Köstinger's climate-protection policies have been criticized repeatedly for lacking ambition by the scientific community and environmental protection groups alike.

In May 2022, Köstinger announced her resignation from government, saying she intends to quit politics and go into the private sector.

In February 2025 the Austrian Court of Audit criticized the implementation of the "very large budget volume" forest fund launched under Köstinger in 2020.

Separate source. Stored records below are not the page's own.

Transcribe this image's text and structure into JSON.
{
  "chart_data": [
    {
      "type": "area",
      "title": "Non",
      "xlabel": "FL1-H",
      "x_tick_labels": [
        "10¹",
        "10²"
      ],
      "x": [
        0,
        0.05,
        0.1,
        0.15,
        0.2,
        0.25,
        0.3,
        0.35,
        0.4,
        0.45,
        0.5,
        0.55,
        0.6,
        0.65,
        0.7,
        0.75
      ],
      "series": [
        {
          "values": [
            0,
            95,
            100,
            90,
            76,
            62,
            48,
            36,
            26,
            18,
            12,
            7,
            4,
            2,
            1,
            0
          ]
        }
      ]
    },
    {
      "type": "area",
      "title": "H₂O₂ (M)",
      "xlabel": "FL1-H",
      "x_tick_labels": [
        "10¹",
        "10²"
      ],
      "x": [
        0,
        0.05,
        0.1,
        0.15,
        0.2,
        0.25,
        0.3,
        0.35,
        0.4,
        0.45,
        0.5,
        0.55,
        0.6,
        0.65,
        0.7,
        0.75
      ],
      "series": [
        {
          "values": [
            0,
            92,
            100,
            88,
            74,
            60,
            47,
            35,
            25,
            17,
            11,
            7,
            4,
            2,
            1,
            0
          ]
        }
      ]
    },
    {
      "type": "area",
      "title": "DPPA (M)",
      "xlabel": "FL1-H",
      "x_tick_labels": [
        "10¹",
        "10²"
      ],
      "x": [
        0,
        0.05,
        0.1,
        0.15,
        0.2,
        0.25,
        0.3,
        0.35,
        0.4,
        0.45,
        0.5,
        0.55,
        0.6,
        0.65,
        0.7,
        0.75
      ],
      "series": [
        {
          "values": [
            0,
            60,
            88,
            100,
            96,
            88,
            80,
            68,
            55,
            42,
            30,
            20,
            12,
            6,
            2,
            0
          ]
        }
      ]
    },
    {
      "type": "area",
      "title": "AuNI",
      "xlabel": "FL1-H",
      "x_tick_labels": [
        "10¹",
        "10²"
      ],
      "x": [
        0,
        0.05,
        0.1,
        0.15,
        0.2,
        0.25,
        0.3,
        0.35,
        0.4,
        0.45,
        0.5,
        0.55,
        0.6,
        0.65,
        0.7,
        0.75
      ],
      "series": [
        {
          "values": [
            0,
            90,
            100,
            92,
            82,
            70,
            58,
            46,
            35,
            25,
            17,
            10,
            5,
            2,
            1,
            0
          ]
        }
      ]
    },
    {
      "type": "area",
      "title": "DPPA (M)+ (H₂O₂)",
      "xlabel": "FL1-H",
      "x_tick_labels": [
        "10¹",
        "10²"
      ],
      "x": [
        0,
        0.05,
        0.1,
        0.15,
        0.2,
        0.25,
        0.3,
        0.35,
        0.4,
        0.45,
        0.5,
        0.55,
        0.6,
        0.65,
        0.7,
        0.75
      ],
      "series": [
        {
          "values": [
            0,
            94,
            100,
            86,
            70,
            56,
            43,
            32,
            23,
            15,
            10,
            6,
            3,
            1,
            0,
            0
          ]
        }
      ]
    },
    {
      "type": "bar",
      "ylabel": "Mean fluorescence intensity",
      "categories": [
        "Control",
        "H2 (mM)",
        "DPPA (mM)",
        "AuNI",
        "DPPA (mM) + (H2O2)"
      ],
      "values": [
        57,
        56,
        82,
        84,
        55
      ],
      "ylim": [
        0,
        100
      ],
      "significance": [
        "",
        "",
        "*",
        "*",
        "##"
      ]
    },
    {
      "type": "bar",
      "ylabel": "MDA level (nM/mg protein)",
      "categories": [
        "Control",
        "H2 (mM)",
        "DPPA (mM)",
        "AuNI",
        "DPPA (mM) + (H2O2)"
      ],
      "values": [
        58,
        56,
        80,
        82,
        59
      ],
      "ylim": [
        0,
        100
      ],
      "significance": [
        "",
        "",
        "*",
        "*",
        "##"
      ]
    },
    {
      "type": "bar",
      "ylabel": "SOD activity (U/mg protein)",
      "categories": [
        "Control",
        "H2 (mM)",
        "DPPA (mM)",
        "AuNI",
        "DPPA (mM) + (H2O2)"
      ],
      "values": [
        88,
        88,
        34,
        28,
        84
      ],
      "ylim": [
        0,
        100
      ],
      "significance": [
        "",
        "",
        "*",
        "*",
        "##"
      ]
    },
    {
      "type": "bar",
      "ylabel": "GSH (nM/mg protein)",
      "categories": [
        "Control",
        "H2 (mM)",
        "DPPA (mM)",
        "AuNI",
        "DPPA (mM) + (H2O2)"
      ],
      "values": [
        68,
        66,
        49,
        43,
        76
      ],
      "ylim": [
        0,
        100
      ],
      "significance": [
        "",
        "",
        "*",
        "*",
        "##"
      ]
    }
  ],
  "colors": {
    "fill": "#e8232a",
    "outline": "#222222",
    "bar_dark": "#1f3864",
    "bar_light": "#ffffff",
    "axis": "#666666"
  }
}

===Role in national politics===
- Federal head, Austrian Young Farmers' Association (2007-2012)
- Vice-chair of the Austrian Farmers' Federation (since 2009)
- President of ‘wald.zeit Österreich’ (since 2012)
- President of the Ecosocial Forum Europe (since 2014)
- Vice-chair of the Political Academy of the Austrian People's Party (since 2015)
- Secretary general of the Austrian People’s Party (since May 2017)

==Other activities==
- Ryanair, Non-Executive Member of the Board of Directors (since 2023)

==Recognition==
On 18 March 2014, Köstinger received the MEP Award in the category Agriculture and Rural Development. The award recognizes the exemplary manner in which she conducted herself as shadow rapporteur during negotiations leading to the reform of the Common Agricultural Policy (CAP).

==Personal life==
Köstinger is unmarried and lives in St. Paul, Carinthia. In July 2018 she gave birth to a son.